Brad Blando, Medieval Portland Capstone Student, Winter 2005

This painting was a gift to the Portland Art Museum from the Samuel H. Kress Foundation. It has no known author, but most scholars now attribute it to a contemporary of the late medieval Florentine painter Cimabue.

This altarpiece has a lavish gold and red color scheme, and the linear patterning of the drapes reflects the Byzantine tradition of painting popular during the 1200s. The painting's composition is very symmetrical, with Christ in the literal center of the piece. Every aspect is evenly distributed and unified. The piece is two-dimensional with the heads in the foreground being the same size as the heads in the background. The artwork shows very unnatural light, with light sources appearing to come from all over. The color of the painting emphasizes gold tones and tempera reds. The limited gold leaf was mainly applied across the sky and in the saintly halo of Christ. The surface quality and texture of the piece are smooth with barely seen brush strokes. This piece is part of a series of small altar paintings showing the Passion of Christ, with this painting's theme dealing with the capture of Christ in the garden.

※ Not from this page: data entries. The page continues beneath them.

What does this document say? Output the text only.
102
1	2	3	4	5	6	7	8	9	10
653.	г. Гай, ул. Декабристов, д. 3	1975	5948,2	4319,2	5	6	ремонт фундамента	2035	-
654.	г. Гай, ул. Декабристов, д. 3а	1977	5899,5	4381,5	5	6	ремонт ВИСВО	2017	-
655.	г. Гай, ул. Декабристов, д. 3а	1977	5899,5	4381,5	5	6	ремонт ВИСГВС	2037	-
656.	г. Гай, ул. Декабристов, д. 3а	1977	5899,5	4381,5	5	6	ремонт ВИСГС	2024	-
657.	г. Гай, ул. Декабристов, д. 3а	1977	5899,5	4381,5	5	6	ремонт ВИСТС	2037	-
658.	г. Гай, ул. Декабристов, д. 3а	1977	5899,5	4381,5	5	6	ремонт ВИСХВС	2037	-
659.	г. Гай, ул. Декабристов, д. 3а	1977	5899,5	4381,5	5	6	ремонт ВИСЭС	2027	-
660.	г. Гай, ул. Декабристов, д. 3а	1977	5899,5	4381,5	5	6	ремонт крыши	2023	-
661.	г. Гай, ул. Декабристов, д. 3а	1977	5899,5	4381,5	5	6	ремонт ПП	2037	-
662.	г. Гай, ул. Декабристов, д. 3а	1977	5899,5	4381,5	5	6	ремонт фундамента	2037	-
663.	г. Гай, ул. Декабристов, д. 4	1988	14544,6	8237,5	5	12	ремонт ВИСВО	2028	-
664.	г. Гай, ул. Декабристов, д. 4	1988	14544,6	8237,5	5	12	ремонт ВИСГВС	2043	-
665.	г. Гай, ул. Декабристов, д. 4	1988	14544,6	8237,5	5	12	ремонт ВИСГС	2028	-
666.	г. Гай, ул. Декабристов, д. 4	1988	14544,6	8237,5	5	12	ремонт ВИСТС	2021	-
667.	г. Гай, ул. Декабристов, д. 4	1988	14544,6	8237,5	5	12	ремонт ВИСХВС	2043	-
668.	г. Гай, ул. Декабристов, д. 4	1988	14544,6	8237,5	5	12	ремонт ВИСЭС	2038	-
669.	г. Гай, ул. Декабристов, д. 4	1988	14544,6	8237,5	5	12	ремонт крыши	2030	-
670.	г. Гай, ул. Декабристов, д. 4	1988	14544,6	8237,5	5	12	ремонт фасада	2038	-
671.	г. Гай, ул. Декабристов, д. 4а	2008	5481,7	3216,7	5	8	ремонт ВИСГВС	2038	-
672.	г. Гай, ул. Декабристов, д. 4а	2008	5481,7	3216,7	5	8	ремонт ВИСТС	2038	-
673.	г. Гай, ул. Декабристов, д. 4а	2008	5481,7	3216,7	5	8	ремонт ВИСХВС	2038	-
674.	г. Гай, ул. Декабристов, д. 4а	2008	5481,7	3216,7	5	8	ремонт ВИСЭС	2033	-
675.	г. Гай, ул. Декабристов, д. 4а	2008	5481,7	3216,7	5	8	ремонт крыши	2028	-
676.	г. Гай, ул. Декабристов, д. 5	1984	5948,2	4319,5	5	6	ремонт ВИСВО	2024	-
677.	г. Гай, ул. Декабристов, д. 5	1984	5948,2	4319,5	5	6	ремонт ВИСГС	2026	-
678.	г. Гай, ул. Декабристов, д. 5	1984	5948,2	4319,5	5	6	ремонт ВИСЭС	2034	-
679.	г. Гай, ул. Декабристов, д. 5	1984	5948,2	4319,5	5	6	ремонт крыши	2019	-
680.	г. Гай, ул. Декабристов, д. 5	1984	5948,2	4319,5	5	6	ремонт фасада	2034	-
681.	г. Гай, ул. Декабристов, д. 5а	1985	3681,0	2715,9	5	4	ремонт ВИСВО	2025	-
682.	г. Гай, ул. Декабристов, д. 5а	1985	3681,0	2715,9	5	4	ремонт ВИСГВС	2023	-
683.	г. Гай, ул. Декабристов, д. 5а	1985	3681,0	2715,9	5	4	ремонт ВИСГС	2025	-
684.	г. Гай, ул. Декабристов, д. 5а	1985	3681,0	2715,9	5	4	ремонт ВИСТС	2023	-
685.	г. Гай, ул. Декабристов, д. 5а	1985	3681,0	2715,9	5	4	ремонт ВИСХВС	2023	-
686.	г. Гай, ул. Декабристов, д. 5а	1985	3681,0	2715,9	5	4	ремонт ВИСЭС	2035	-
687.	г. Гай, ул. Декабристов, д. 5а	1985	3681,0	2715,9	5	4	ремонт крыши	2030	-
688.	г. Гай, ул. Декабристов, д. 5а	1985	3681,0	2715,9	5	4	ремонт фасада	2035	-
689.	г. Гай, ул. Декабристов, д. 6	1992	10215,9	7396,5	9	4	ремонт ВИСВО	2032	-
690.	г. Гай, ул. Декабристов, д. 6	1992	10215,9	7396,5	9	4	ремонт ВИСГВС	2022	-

The altarpieces and altar frontals of the 13th and 14th centuries were painted on wood. Due to its strength, stability, and density, oak was the most popular wood for painting in the medieval period, yet painters in Italy seem to have had little choice but to use poplar, since deforestation had resulted in a general shortage of timber in the Mediterranean area. Poplar is soft, weak, and dimensionally unstable because the trees grow so rapidly. To have any strength, a poplar panel has to be several times thicker than an oak panel of equivalent dimensions. The chief advantage of poplar is that planks are obtainable in large widths, which reduces the need for joins.

Several early twentieth-century scholars attributed this piece of art to the Italian painter Cimabue. Cimabue painted in the major media of his time: painting altarpieces and Crucifixes in egg tempera on panel, working in fresco when it was still a newly revived technique, and crafting in mosaic, as demonstrated by his only documented work, Saint John for the Pisa Cathedral. The lack of verifiable work attributed directly to Cimabue makes the classification of this piece challenging.